Like every year, a full range of actors – governments, civil society, businesses and movements – have gathered to discuss how to collectively tackle climate change. This time they are guided by the framework that the Paris Agreement has set, two years after it was sealed and exactly one year after its official entry into force. In the spirit of dialogue or “Talanoa”- as they would say in the Pacific-, transparency and inclusiveness, this year’s COP23 should further define elements of the Agreement’s implementation and spark political will to increase ambitions and efforts to enhance Nationally Determined Contributions (NDCs) in order to meet, in particular, the goal to keep temperatures under the 1.5 degrees threshold and swiftly put societies on the path to a low-carbon economy.
“We are all in the same canoe”
Despite the cold winterish weather in Bonn, the Fijian Presidency has brought the colour and warmth of the Pacific Islands - one that could fade away if nothing is done to halt sea-level rise. In his opening statement, Prime Minister Frank Bainimarama highlighted the interdependency of our actions and the consequences of what is to come if we neglect our responsibilities. “We are all in the same canoe” when it comes to climate change, he reminded, calling out for urgent action from all countries, as the Pacific Islands grapple with a more uncertain future, being at the frontlines of climate change.
To foster such decided action and enhance national commitments, this year’s COP should set the ground for the Facilitative Dialogue process or “Talanoa Dialogue”, to take place throughout 2018, to assess collective progress in reaching the goals of the agreement and in making sure that COP24 is a successful one. A comprehensive progress must be made to ensure that countries can continue to raise their ambitions.

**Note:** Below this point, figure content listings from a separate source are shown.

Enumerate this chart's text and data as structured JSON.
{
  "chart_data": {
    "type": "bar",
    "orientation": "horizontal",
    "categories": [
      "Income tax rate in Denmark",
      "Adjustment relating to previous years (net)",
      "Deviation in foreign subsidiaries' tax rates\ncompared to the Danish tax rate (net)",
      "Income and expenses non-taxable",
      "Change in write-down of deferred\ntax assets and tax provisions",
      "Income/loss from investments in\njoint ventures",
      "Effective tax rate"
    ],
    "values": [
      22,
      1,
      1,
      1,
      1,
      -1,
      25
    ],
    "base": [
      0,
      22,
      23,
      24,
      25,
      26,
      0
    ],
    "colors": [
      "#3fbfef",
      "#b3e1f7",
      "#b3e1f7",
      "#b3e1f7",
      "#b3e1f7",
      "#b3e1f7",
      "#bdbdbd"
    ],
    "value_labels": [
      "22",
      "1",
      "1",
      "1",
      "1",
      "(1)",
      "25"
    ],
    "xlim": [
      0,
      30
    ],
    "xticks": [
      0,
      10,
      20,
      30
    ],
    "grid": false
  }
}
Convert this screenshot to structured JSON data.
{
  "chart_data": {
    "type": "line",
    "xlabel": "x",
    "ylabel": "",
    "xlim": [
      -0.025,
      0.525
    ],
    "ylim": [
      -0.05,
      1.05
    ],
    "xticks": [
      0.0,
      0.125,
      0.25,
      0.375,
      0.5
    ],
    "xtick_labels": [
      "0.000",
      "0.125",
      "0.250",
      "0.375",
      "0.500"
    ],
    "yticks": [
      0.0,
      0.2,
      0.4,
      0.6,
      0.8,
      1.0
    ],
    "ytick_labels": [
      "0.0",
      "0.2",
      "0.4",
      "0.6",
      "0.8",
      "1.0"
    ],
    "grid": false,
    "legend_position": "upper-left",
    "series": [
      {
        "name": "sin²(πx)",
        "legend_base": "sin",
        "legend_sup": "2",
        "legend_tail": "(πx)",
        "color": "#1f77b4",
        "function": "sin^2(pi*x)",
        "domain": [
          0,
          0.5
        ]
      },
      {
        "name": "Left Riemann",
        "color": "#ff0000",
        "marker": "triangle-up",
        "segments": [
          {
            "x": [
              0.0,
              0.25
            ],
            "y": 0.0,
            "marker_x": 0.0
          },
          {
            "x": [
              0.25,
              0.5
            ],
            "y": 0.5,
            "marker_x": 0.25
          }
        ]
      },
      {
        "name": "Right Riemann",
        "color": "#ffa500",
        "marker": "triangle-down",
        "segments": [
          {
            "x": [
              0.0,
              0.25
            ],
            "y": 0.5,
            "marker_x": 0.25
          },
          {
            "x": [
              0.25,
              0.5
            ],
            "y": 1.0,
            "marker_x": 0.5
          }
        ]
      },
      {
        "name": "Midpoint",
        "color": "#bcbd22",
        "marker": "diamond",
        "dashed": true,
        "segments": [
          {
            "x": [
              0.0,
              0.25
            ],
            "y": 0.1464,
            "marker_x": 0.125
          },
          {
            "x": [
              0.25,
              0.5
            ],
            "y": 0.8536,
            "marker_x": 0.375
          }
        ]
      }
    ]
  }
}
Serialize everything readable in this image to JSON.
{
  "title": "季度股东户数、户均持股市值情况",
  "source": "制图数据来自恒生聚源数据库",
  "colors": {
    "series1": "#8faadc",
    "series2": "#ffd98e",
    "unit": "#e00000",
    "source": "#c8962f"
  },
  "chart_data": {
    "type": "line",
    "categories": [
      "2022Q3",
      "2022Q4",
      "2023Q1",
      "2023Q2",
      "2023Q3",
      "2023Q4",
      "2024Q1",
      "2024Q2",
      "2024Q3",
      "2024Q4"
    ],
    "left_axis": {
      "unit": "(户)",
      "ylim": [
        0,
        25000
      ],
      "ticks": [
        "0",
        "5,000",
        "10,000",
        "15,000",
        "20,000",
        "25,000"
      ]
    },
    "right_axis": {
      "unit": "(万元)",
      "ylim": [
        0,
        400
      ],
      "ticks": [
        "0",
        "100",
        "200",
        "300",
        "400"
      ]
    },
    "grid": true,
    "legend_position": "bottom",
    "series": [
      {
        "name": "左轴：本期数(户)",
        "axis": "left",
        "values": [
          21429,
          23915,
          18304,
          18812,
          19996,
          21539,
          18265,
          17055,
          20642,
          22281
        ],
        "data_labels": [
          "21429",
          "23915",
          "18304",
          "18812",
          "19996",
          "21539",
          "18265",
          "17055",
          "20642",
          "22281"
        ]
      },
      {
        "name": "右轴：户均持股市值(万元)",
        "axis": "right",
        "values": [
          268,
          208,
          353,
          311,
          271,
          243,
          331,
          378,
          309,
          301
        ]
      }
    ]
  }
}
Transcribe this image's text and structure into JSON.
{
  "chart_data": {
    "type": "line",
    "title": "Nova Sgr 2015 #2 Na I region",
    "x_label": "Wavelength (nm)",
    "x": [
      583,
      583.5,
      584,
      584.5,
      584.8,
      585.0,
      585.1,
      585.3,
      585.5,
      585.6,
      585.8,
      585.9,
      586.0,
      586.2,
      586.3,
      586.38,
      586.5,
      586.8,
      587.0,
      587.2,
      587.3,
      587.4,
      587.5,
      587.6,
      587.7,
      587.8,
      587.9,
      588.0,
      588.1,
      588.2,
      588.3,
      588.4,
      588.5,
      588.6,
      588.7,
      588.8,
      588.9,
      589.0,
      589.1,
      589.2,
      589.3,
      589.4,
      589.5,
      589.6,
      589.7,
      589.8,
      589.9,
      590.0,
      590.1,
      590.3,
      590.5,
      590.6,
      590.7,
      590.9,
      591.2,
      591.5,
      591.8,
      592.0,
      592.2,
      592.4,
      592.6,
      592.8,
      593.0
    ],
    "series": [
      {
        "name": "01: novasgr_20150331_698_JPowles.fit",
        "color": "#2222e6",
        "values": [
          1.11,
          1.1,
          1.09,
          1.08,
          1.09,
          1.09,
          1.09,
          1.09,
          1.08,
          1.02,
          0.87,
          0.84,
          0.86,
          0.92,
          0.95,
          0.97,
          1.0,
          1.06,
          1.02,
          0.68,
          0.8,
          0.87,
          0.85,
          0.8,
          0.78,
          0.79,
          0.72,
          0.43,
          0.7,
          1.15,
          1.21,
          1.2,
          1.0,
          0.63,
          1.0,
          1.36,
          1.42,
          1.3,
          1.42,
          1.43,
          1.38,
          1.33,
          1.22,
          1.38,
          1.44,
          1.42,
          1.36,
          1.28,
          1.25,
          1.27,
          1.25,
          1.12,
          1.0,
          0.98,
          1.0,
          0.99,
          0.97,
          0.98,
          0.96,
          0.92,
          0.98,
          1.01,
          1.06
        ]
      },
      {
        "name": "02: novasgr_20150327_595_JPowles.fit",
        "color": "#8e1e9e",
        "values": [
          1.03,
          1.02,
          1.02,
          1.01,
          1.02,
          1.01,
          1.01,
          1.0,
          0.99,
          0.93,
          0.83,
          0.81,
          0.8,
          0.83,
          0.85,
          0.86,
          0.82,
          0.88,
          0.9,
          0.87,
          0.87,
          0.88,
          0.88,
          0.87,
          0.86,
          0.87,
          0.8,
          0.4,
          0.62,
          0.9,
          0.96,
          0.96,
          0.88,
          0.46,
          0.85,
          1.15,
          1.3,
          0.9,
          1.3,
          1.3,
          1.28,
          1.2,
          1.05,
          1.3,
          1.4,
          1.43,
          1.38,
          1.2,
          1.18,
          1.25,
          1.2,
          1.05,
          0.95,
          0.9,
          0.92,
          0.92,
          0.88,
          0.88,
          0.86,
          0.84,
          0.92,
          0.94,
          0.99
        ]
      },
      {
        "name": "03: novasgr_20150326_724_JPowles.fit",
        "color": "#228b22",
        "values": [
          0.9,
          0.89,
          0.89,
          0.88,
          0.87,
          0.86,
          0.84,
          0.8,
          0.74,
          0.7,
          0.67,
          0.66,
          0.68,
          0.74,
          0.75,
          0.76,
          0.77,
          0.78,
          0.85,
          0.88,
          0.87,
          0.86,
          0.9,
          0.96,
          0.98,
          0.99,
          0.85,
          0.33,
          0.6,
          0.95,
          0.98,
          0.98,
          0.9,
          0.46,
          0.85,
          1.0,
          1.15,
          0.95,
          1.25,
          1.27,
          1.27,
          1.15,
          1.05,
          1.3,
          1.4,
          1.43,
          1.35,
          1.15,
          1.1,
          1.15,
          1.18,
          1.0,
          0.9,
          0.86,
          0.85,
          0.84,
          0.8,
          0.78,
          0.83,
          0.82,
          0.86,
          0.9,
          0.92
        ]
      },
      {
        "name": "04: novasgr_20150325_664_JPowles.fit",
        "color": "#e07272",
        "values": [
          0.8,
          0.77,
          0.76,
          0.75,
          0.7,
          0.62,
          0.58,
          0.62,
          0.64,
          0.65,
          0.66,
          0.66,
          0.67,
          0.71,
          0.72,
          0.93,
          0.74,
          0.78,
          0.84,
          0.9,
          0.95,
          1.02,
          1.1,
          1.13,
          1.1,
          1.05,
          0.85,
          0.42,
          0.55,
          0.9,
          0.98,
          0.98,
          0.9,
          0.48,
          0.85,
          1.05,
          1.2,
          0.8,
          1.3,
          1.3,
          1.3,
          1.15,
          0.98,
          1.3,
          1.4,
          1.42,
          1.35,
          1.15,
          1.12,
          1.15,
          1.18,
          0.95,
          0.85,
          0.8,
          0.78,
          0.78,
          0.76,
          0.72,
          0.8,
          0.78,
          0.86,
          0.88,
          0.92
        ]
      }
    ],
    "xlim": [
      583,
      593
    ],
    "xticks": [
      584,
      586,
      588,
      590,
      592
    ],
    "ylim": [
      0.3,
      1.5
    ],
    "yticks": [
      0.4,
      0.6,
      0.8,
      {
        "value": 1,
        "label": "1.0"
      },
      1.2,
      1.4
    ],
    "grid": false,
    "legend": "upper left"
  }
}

Greater efforts are also needed this year to address more difficult issues such as adaptation and loss and damage. Indeed, COP23 should serve to advance discussions on the actions required to ensure that the Adaptation Fund will serve the Paris Agreement and recognize the need of Loss and Damage finance.
In this spirit, a broad coalition of civil society organizations launched a review seeking to reaffirm that pre-2020 emissions reductions and finance pledges of countries are ambitious enough and fair. The CSO Equity Review reminds that countries must do their part in meeting the goals set by the agreement, taking to heart the principle of “common but differentiated responsibilities and respected capabilities”. To be fair, climate action should always consider that, historically, there have been greater emitters/polluters, and they have therefore a responsibility that goes beyond the details of the negotiations. Nonetheless given the current climate crisis all countries must do everything they can to ensure global temperature don’t exceed 1.5-degrees. It is a question of justice for all people to live and thrive in dignity! COP23 should therefore not fall short of these demands and hold the promises made two years ago in Paris.
Climate Justice Now!
Ahead of the negotiations, citizens and movements gathered outside the negotiation spaces is a unanimous cry for climate justice during the People’s Climate Summit, where national and global movements, local and international organizations and networks, citizens from all over the world converged over 4 days to debate and share environmental and social issues, while reimagining sustainable and fairer futures for all.
A first cry came from the crowds during the Climate March on Saturday 4 November, with over 20.000 participants, one of the largest in German history. A festive atmosphere disrupted the usually calm streets of Bonn, where activists and citizens – young and old – urged prompt and clear global solutions from policy makers, calling for a just transition – one that considers the well-being of people and the conservation and respect of our planet.
Diversity was a key element at the people’s summit, as people from different backgrounds and faiths gathered around the table, in workshops and panel discussions, in corridors and informal moments. At the interfaith dialogue, divestment from fossil fuels and how faith communities can support a shift to a better, safer and renewable-based system was a key discussion. Urgency of action was highlighted, as representatives from communities, indigenous peoples, peasant farmers, youth and activists shared their testimonies of the direct impacts of climate change and the many policies and industrial models offered as “solutions”, which often deepen inequalities and plunder natural resources.
In the different spaces, citizens discussed and questioned: What does a just transition mean and look like? What are the principles that should guide such a transition? Voices and stories converged in pointing out that a deep transformation must take place – at the political, social and cultural levels – a system’s change, rather than quick, techno-fixes or false solutions that miss the root causes of the challenges faced. Transitioning to an economy powered by renewable energy and fairer and more sustainable ways of producing food, should not replicate the mistakes of current market-based, industrial models, that threaten and violate people’s dignity for profit, but rather give participation and power to people and communities in organizing and deciding over their future, valuing their own knowledge and livelihoods, fostering solidarity and exchange amongst peoples.
While negotiations continue, hoping policymakers will be true to their promises and responsibilities, we continue to mobilize, support and call out for a just transition to a more sustainable, livable future. We believe in the power of people organizing for change, we believe in the creativity and the solidarity that is fostered by working and brainstorming together to imagine and build the foundations of a world where people and planet can thrive.